Użytkownik: madox 05.09.2006 22:16 napisał(a):
Odpowiedź na: Jestem pod wielkim wrażen... | bidrek
Ja długo nie mogłam zabrać się za tę książkę, tyle słyszałam negatywnych opinii o niej. W końcu przeczytałam i... jestem mile zaskoczona! Czyta się super. Nie mogę zrozumieć ludzi, którzy twierdzą, że język Masłowskiej utrudnia czytanie tej książki. Uważam, że autorka to niesamowicie zdolna i wrażliwa osóbka. Jednak nie za bardzo rozumiem tego szumu wokół "Wojny...", stwierdzenia, że to książka "kontrowersyjna". Niby czemu? Bo jest tam parę przekleństw? Bo ma swoich zwolenników i przeciwników (jak zresztą każda książka)?

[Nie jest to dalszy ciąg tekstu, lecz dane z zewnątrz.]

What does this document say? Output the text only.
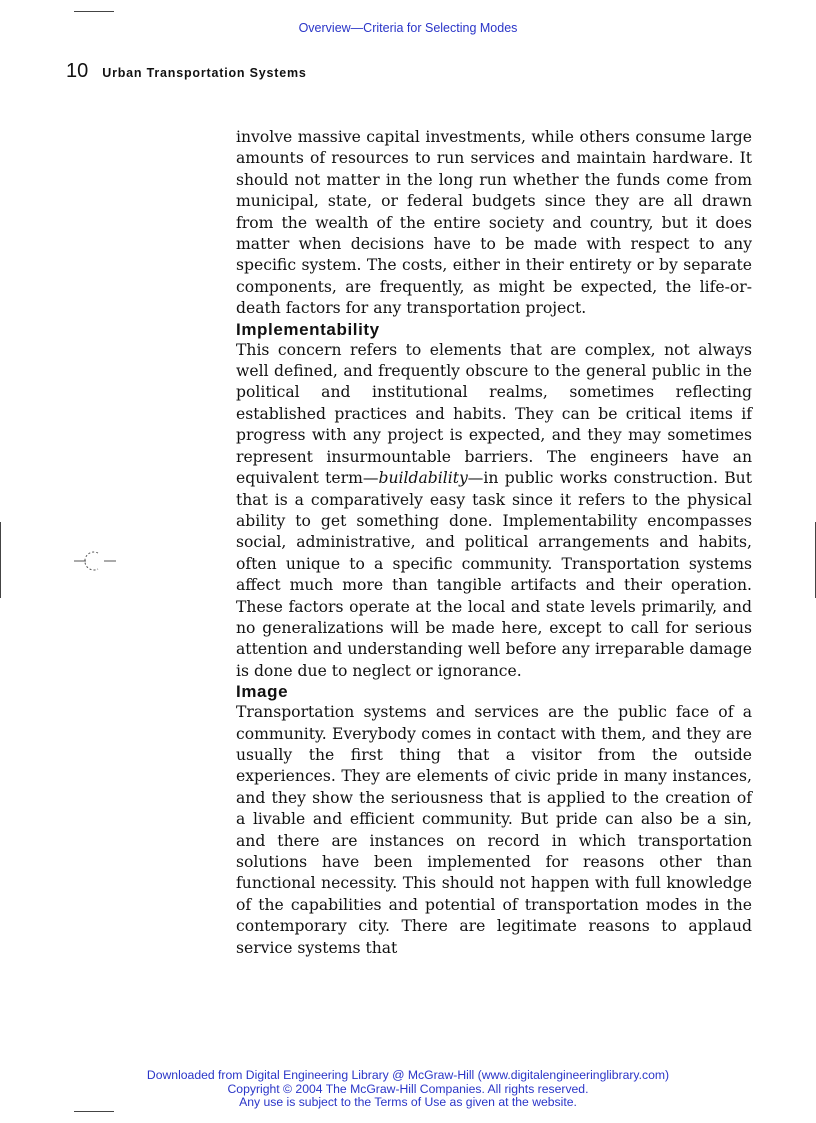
Overview—Criteria for Selecting Modes
10 Urban Transportation Systems

involve massive capital investments, while others consume large amounts of resources to run services and maintain hardware. It should not matter in the long run whether the funds come from municipal, state, or federal budgets since they are all drawn from the wealth of the entire society and country, but it does matter when decisions have to be made with respect to any specific system. The costs, either in their entirety or by separate components, are frequently, as might be expected, the life-or-death factors for any transportation project.

Implementability

This concern refers to elements that are complex, not always well defined, and frequently obscure to the general public in the political and institutional realms, sometimes reflecting established practices and habits. They can be critical items if progress with any project is expected, and they may sometimes represent insurmountable barriers. The engineers have an equivalent term—buildability—in public works construction. But that is a comparatively easy task since it refers to the physical ability to get something done. Implementability encompasses social, administrative, and political arrangements and habits, often unique to a specific community. Transportation systems affect much more than tangible artifacts and their operation. These factors operate at the local and state levels primarily, and no generalizations will be made here, except to call for serious attention and understanding well before any irreparable damage is done due to neglect or ignorance.

Image

Transportation systems and services are the public face of a community. Everybody comes in contact with them, and they are usually the first thing that a visitor from the outside experiences. They are elements of civic pride in many instances, and they show the seriousness that is applied to the creation of a livable and efficient community. But pride can also be a sin, and there are instances on record in which transportation solutions have been implemented for reasons other than functional necessity. This should not happen with full knowledge of the capabilities and potential of transportation modes in the contemporary city. There are legitimate reasons to applaud service systems that

Downloaded from Digital Engineering Library @ McGraw-Hill (www.digitalengineeringlibrary.com)
Copyright © 2004 The McGraw-Hill Companies. All rights reserved.
Any use is subject to the Terms of Use as given at the website.
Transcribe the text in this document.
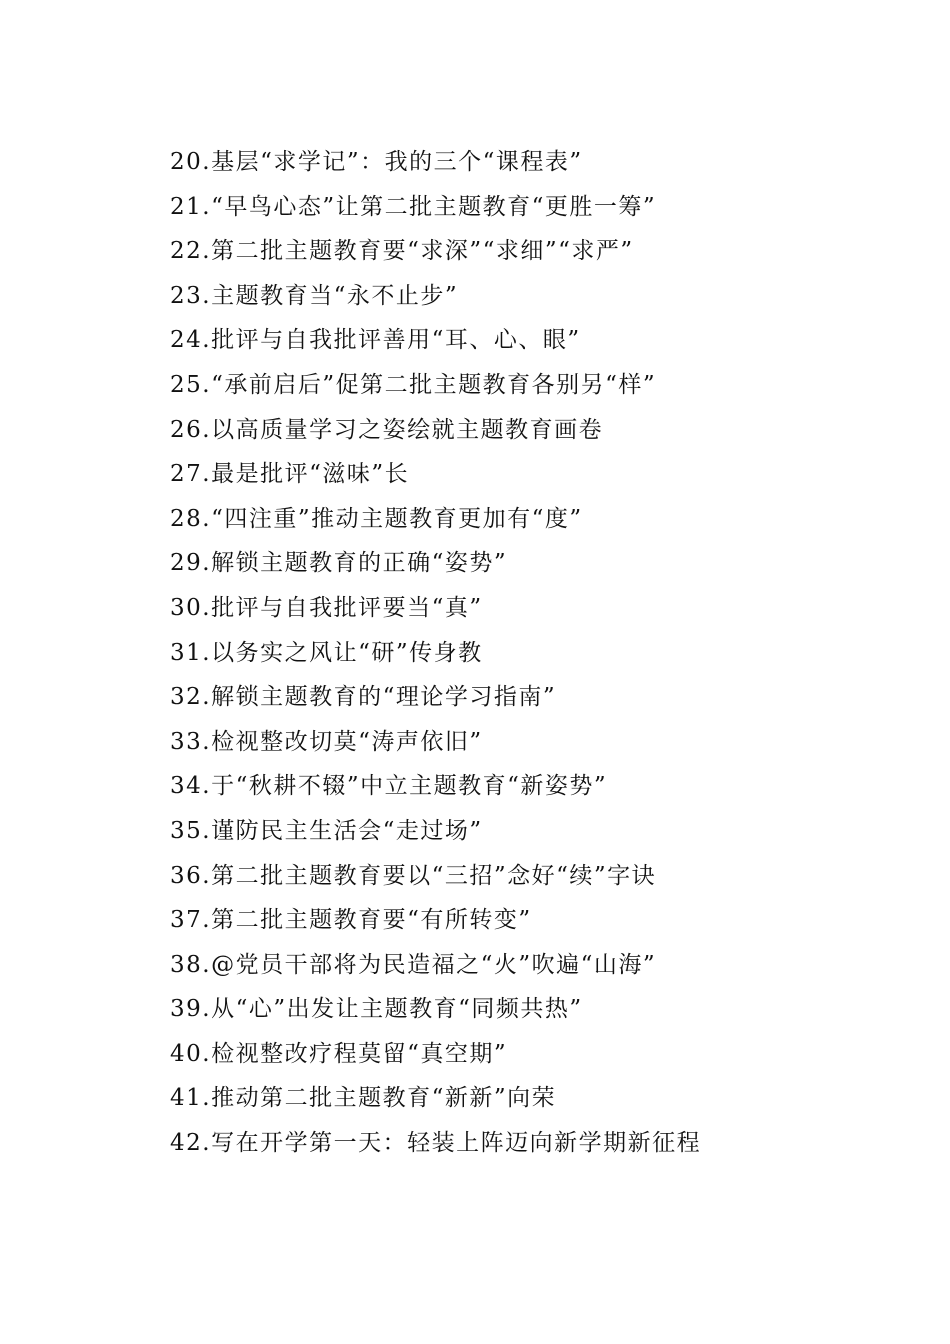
20.基层“求学记”：我的三个“课程表”
21.“早鸟心态”让第二批主题教育“更胜一筹”
22.第二批主题教育要“求深”“求细”“求严”
23.主题教育当“永不止步”
24.批评与自我批评善用“耳、心、眼”
25.“承前启后”促第二批主题教育各别另“样”
26.以高质量学习之姿绘就主题教育画卷
27.最是批评“滋味”长
28.“四注重”推动主题教育更加有“度”
29.解锁主题教育的正确“姿势”
30.批评与自我批评要当“真”
31.以务实之风让“研”传身教
32.解锁主题教育的“理论学习指南”
33.检视整改切莫“涛声依旧”
34.于“秋耕不辍”中立主题教育“新姿势”
35.谨防民主生活会“走过场”
36.第二批主题教育要以“三招”念好“续”字诀
37.第二批主题教育要“有所转变”
38.@党员干部将为民造福之“火”吹遍“山海”
39.从“心”出发让主题教育“同频共热”
40.检视整改疗程莫留“真空期”
41.推动第二批主题教育“新新”向荣
42.写在开学第一天：轻装上阵迈向新学期新征程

Byłam kiedyś na spotkaniu autorskim z pewną popularną autorką cyklu powieści dla młodzieży. Pisarka ta skrytykowała okropnie Masłowską i innych młodych twórców, twierdząc, że młodym wydaje się, że mogą pisać jakieś beznadziejne bzdury o chlaniu, narkotykach i seksie i że myślą, że to takie fajne i prawdziwe. Tym samym zniechęciła nas do pisania:( Wydaje mi się, że ta pani nie zrozumiała prozy Masłowskiej.

Dla mnie "Wojna..." to nie bezsensowny tekst o dragach! Masłowska "użyła" używek, dresów i blachar, nieuczciwych głupków itp. żeby opisać zaściankową, ograniczoną, małomiasteczkową społeczność. I świetnie jej to wyszło! Doskonale pokazuje jakie mechanizmy rządzą światem i człowiekiem.

Świetny też jest pomysł samej wojny polsko-ruskiej! Czy nie uważacie, że skłania do refleksji i jest w tym jakieś odzwierciedlenie współczesnej Polski?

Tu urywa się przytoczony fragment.